An inter-disciplinary approach for identifying evolutionary active regions in the human genome

Humans have been successful in the course of evolution because of their ability to adapt to their environment. Evidence points to Africa as the main playground of our species for most of its evolutionary history. Over the past 100,000 years, humans have dispersed globally and been repeatedly challenged to cope with the diverse range of natural environments and climate, as well as the shift from a non-sedentary lifestyle to a food-producing settled way of life in the last 10,000 years. How adapted to their environment are humans today? The aim of this project was to reveal which parts of our genome have experienced the highest degree of change recently, making it possible to identify those aspects of our biology that are most maladapted to our modern environments. These goals were achieved by focusing on the aspects of human adaptation to climate, nutrition, and lifestyle in different regions of the world.

Results

Amongst Siberian populations, three different ancestry profiles were detected. Applied selection scans helped to determine the initial catalogue of selection candidate genes, and the most likely causative mutation in CPT1A gene, which is involved in fatty acid metabolism, was identified.

The results on Andean populations revealed that the studied high-altitude groups (>4000 m and >2000 m) share a common ancestry that is distinct from lowland populations. Both groups showed signatures of selection in hypoxia- and vasoconstriction-related genes.
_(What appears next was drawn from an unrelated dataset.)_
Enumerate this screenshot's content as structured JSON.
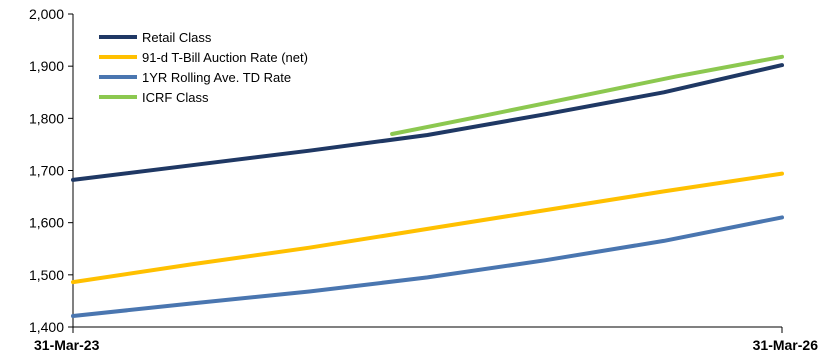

The study of the Mikea, the last known hunter-gatherer population in Madagascar, found no support to the hypothesis according to which they descend from a population that existed before the arrival of Austronesian and Bantu agriculturalists. As all three populations are derived from the same admixture event, they probably adopted their way of life through cultural reversion.

Impact

The project generated new whole genome sequence data that are now being widely used as a reference data set for the study of genetic variation across the globe. The results of population structure and demographic history analyses represent contributions to new knowledge about the genetic history of different regions of the world. The analyses of selection have highlighted a number of genes that have functional relevance to the study of metabolic pathways and related diseases.

For example, the highlighted genetic variant found in Siberian populations is associated with a defect in metabolism of long-chain fatty acids as a target of positive selection. This mutation, linked with high infant mortality in Inuits, is likely to carry a fitness-increasing effect in Arctic populations. The project team was able to explain why a disease mutation is common in a population through adaptation in their ancestry.